Photo by Elliott & Fry, London.
Mr. Fitzpatrick speaks somewhat more plainly in another place:—
"Outside the Transvaal Mr. Kruger has the reputation of being free from taint of corruption from which so many of his colleagues suffer. Yet within the Republic and among his own people one of the gravest of the charges levelled against him is, that by his example and connivance he has made himself responsible for much of the plundering that goes on. There are numbers of cases in which the President's nearest relations have been proved to be concerned in the most flagrant jobs, only to be screened by his influence; such cases, for instance, as that of the Vaal River Water Supply Concession, in which Mr.
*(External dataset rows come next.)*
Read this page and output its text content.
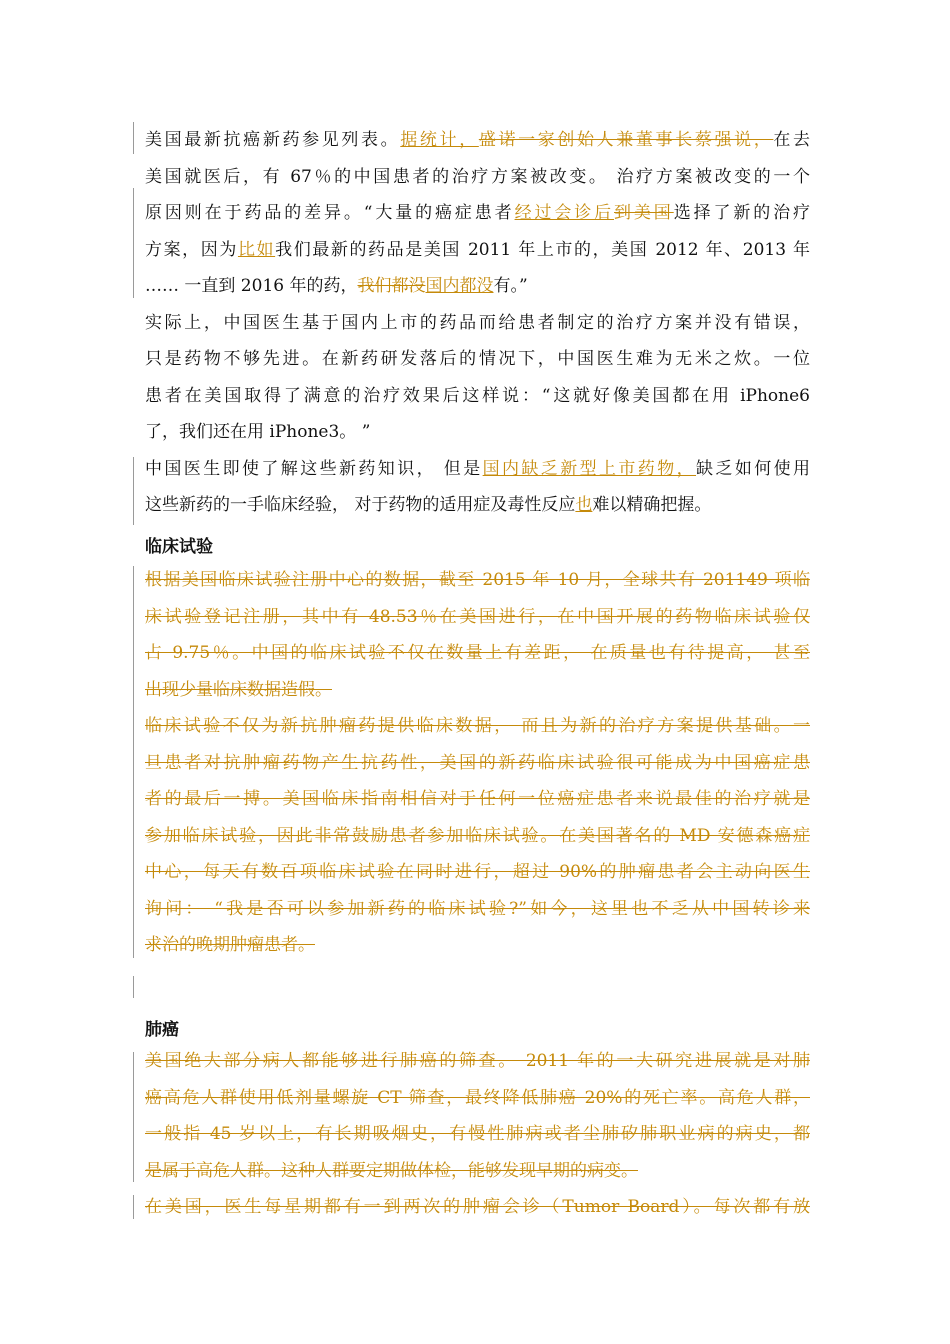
美国最新抗癌新药参见列表。据统计，盛诺一家创始人兼董事长蔡强说，在去
美国就医后，有 67％的中国患者的治疗方案被改变。 治疗方案被改变的一个
原因则在于药品的差异。“大量的癌症患者经过会诊后到美国选择了新的治疗
方案，因为比如我们最新的药品是美国 2011 年上市的，美国 2012 年、2013 年
…… 一直到 2016 年的药，我们都没国内都没有。”
实际上，中国医生基于国内上市的药品而给患者制定的治疗方案并没有错误，
只是药物不够先进。在新药研发落后的情况下，中国医生难为无米之炊。一位
患者在美国取得了满意的治疗效果后这样说：“这就好像美国都在用 iPhone6
了，我们还在用 iPhone3。 ”
中国医生即使了解这些新药知识， 但是国内缺乏新型上市药物，缺乏如何使用
这些新药的一手临床经验， 对于药物的适用症及毒性反应也难以精确把握。
临床试验
根据美国临床试验注册中心的数据，截至 2015 年 10 月，全球共有 201149 项临
床试验登记注册，其中有 48.53％在美国进行，在中国开展的药物临床试验仅
占 9.75％。中国的临床试验不仅在数量上有差距， 在质量也有待提高， 甚至
出现少量临床数据造假。
临床试验不仅为新抗肿瘤药提供临床数据， 而且为新的治疗方案提供基础。一
旦患者对抗肿瘤药物产生抗药性，美国的新药临床试验很可能成为中国癌症患
者的最后一搏。美国临床指南相信对于任何一位癌症患者来说最佳的治疗就是
参加临床试验，因此非常鼓励患者参加临床试验。在美国著名的 MD 安德森癌症
中心，每天有数百项临床试验在同时进行，超过 90%的肿瘤患者会主动向医生
询问： “我是否可以参加新药的临床试验?”如今，这里也不乏从中国转诊来
求治的晚期肿瘤患者。
肺癌
美国绝大部分病人都能够进行肺癌的筛查。 2011 年的一大研究进展就是对肺
癌高危人群使用低剂量螺旋 CT 筛查，最终降低肺癌 20%的死亡率。高危人群，
一般指 45 岁以上，有长期吸烟史，有慢性肺病或者尘肺矽肺职业病的病史，都
是属于高危人群。这种人群要定期做体检，能够发现早期的病变。
在美国，医生每星期都有一到两次的肿瘤会诊（Tumor Board）。每次都有放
Kruger's son-in-law 'hawked' about for the highest bid the vote of the Executive Council on a matter which had not yet come before it, and, moreover, sold and duly delivered the aforesaid vote. There is the famous libel case in which Mr. Eugene Marais, the editor of the Dutch paper Land en Volk, successfully sustained his allegation that the President had defrauded the State by charging heavy travelling expenses for a certain trip on which he was actually the guest of the Cape Colonial Government."